AI image classification model of the AM-VISION system was trained with a large number of digital models. The models were expanded with simulated variations generated with a CAD engine. Therefore, it is not necessary to train the system with a high quantity of physical parts beforehand. If the recognition score (0-100%) is below a certain score, the top three matches detected by the algorithm are shown and an operator has to select and approve the correct one. This guided learning is also data to train the system.
This validation is synthetic training and ensures further accuracy improvements. The machine learning model becomes more accurate the larger the set of objects processed with AM-VISION. Test studies of build jobs containing a high geometry mix already proof that the pilot setup saves time for identification and labeling. Components can be processed up to 50% faster compared to manual operation. Final machine setups can be integrated in the production line with an automated one-way conveyor belt.
AM-Flow estimates that this will result in 6 to 10 times faster processing time per part. The recognition rate is between 80% and 95 % if the build job contains a high diversity of geometries. The more similar the geometries are, the more the recognition rate can decrease. During testing, calibration to the gray HP MJF component appearance leads to an increase in the detection rate. In the ideal case, the technology used and therefore the appearance color of the physical component is also included in the name or code of the CAD file visible for the system.
The deployment of AI is effective here. BMW engineers found that the investigated AM-VISION System from AM-Flow was able to perform reliable object detection of high mixed AM components based on a partial representation of the geometry. The implementation results in a reduction in throughput time that leads to cost savings due to reduced identification time and reduced failure costs, even if an operator is still required in the shown setup. It is crucial to choose the right field of application for automated identification. Identical parts, parts that only differ on specific component areas or too little volume of manufactured components do not lead to an economic benefit today. It is this particular field that should be optimized in the future since similar components are also difficult to distinguish for humans and lead to bottlenecks.
Current research efforts are focused on modular and flexible process steps. This facilitates flexibility in terms of the process steps used and enables loose linking of the manufacturing steps. Thus, not every component goes through all process steps, such as coloring and finishing. In this case, it will be necessary to identify components frequently in the overall chain. Occurring fluctuations of the recognition rate are solved through the continuous improvement of the deep learning algorithm. Updates during testing have already helped to distinguish mirror-inverted automotive components. In addition to the AI image classification model, it also has an AI decision model, which can handle multiple simultaneous inputs.

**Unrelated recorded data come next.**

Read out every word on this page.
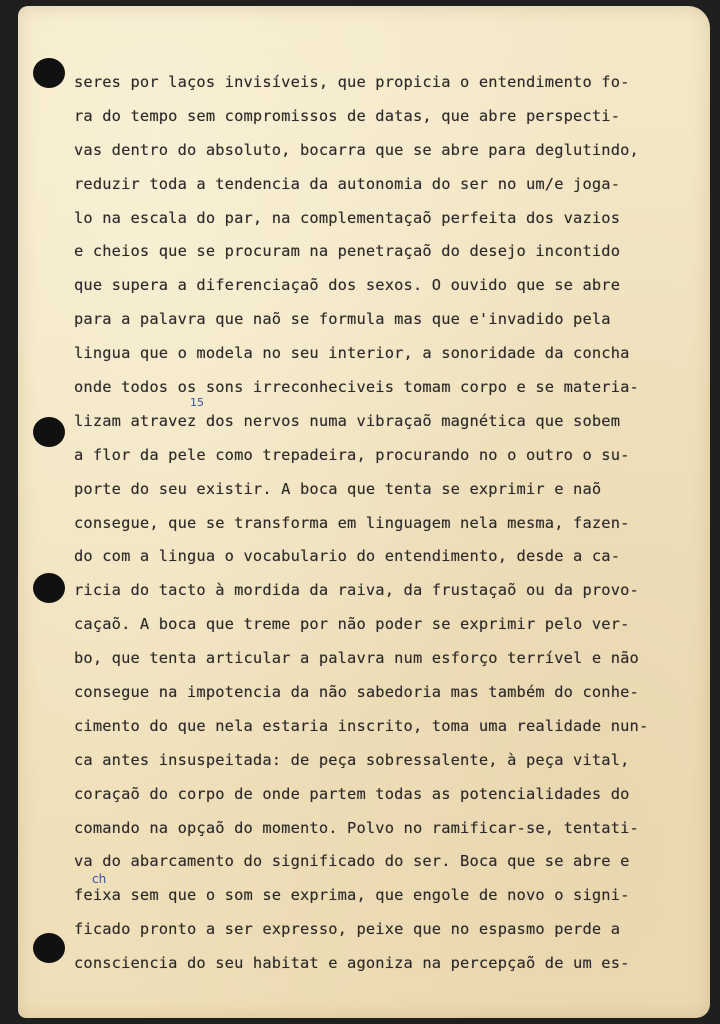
seres por laços invisíveis, que propicia o entendimento fo-
ra do tempo sem compromissos de datas, que abre perspecti-
vas dentro do absoluto, bocarra que se abre para deglutindo,
reduzir toda a tendencia da autonomia do ser no um/e joga-
lo na escala do par, na complementaçaõ perfeita dos vazios
e cheios que se procuram na penetraçaõ do desejo incontido
que supera a diferenciaçaõ dos sexos. O ouvido que se abre
para a palavra que naõ se formula mas que e'invadido pela
lingua que o modela no seu interior, a sonoridade da concha
onde todos os sons irreconheciveis tomam corpo e se materia-
lizam atravez dos nervos numa vibraçaõ magnética que sobem
a flor da pele como trepadeira, procurando no o outro o su-
porte do seu existir. A boca que tenta se exprimir e naõ
consegue, que se transforma em linguagem nela mesma, fazen-
do com a lingua o vocabulario do entendimento, desde a ca-
ricia do tacto à mordida da raiva, da frustaçaõ ou da provo-
caçaõ. A boca que treme por não poder se exprimir pelo ver-
bo, que tenta articular a palavra num esforço terrível e não
consegue na impotencia da não sabedoria mas também do conhe-
cimento do que nela estaria inscrito, toma uma realidade nun-
ca antes insuspeitada: de peça sobressalente, à peça vital,
coraçaõ do corpo de onde partem todas as potencialidades do
comando na opçaõ do momento. Polvo no ramificar-se, tentati-
va do abarcamento do significado do ser. Boca que se abre e
feixa sem que o som se exprima, que engole de novo o signi-
ficado pronto a ser expresso, peixe que no espasmo perde a
consciencia do seu habitat e agoniza na percepçaõ de um es-
15
ch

Further input could help enable automated comprehensive quality control by using point clouds for example to measure dimensional accuracy. The study’s authors also pointed out that the algorithms could additionally be applied in grippers for component handling which is important in order to fill remaining bottlenecks for the fully automated process chain. Nevertheless, the currently available automated identification of a high mix at high volume with the AM-VISION is already another step towards a large-scale AM production.